Saifi described a series of intense skirmishes with the Taliban during that period. At one point, the army’s forces were trapped for five days under fire in the Khanabad area. At another, he said they were cut off by Taliban fighters and unable to reach the capital. Safi’s unit, he said, “established a strong line and fought hard,” opening up the way.

“I lost a lot of men in that war,” the commanding officer said. “Then I lost him.”
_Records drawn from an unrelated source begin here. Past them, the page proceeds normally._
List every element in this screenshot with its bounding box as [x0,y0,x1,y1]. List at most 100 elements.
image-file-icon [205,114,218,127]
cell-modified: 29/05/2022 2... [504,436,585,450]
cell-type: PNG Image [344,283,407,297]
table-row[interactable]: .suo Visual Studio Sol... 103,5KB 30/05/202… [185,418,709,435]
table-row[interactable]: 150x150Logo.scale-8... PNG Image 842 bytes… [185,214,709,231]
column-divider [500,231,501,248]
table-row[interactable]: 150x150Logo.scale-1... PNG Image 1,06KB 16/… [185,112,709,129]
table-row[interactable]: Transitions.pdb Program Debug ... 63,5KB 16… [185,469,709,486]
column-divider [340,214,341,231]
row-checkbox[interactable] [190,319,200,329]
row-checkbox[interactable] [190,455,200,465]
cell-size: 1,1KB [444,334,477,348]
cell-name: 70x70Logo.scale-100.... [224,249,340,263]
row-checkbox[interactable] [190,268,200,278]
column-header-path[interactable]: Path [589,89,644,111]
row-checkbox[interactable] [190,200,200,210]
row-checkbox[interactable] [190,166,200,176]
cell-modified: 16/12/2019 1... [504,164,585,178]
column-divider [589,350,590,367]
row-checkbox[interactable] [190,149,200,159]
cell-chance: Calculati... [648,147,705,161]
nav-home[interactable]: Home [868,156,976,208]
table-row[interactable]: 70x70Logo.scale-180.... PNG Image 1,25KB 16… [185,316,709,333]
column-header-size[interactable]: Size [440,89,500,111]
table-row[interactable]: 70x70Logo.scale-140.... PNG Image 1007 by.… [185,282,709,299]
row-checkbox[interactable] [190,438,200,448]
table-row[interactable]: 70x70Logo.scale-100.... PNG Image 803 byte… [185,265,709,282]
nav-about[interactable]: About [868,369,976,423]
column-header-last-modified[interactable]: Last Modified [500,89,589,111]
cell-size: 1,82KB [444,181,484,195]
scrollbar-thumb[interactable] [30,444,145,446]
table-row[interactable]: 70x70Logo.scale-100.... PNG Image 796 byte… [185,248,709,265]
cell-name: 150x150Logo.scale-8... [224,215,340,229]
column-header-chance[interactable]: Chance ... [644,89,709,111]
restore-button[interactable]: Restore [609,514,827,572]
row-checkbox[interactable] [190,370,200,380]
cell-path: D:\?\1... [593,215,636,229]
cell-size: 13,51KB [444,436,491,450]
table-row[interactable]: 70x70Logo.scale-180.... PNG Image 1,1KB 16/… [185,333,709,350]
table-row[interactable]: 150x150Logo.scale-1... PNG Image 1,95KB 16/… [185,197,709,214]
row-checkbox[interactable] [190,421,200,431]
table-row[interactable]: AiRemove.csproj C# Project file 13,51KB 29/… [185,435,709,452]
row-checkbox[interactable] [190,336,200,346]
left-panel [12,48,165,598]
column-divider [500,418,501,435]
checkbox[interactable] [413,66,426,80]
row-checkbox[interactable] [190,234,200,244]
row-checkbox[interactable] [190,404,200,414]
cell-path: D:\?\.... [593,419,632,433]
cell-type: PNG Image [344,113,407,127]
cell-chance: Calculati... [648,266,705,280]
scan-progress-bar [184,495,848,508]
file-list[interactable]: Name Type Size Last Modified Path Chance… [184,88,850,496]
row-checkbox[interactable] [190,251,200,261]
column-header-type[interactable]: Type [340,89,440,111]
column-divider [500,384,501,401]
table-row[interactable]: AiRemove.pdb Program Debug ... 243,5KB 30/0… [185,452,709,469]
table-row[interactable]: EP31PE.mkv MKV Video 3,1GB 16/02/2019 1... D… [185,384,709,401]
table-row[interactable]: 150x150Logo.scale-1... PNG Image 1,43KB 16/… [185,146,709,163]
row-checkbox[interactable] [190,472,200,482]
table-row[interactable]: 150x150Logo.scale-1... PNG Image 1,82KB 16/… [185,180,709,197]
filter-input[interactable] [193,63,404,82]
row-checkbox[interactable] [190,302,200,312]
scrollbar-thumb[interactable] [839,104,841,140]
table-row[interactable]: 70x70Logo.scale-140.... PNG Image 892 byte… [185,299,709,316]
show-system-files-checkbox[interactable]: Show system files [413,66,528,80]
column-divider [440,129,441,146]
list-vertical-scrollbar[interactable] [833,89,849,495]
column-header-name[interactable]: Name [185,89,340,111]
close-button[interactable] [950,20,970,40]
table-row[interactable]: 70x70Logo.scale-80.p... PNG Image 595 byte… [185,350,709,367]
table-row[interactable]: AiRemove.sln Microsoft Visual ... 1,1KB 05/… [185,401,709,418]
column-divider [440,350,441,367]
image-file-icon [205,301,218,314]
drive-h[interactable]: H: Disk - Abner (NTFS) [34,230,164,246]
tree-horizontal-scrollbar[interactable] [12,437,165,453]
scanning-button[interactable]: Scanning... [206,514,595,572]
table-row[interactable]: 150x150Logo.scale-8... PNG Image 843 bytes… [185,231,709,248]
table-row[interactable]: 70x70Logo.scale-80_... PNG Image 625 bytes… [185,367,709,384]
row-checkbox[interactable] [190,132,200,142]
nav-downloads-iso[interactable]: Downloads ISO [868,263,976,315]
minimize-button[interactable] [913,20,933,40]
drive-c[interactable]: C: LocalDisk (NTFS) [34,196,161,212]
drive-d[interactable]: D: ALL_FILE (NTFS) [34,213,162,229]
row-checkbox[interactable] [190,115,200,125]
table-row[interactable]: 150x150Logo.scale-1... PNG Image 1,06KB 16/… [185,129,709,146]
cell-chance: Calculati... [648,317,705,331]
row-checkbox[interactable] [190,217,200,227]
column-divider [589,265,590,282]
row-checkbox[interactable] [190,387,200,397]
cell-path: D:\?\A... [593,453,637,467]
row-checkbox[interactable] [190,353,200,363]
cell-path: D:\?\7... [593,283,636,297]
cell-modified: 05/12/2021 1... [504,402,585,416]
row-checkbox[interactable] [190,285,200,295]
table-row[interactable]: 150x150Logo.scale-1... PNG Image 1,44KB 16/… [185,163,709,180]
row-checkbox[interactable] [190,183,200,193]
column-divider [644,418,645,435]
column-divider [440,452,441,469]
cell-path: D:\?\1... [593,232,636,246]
Safi also had an affinity for social media with an exhibitionistic flair. He frequently posed for war-zone photos and posted them with comments. He spoke to his family by cellphone almost daily, reassuring them that things were fine. He recorded and sent out dramatic videos, including one of a village patrol, punctuated by bursts of gunfire, that shows soldiers scrambling and shouting.

Akram said his son had dreamed of joining the army’s special operations forces but died while waiting for his application to be reviewed. Hours after the family got the news from Kunduz, an army official in Kabul called to say they needed his final paperwork for the transfer.

“We told the man we were waiting for his body,” Akram said.

There was no posthumous military award, though Safi’s family received a $2,000 payment that the Afghan defense ministry provides in all war deaths. Help for Afghan Heroes, a nonprofit group in Kabul that assists families of slain or disabled service members, arranged for his death certificate to be sent from the war zone so the funds could be processed.

Safi’s death received considerable attention among Afghans on social media, where his photos and poems from the front lines had attracted thousands of followers on Facebook. His relatives also organized activities to commemorate him, making posters and banners to display on holidays.

In the lobby of the high school where Safi’s brother Hamun is the principal, near the family’s apartment in a crowded suburb of east Kabul, a large wall-hanging depicts several of Afghanistan’s historic heroes, including King Amanullah Khan, a reformist monarch from the 1920s, and the late anti-Taliban commander Ahmad Shah Massoud.

There are also four photos of Capt. Lemar Safi in uniform, including one with his pointed message to the Taliban: “I am a Muslim.”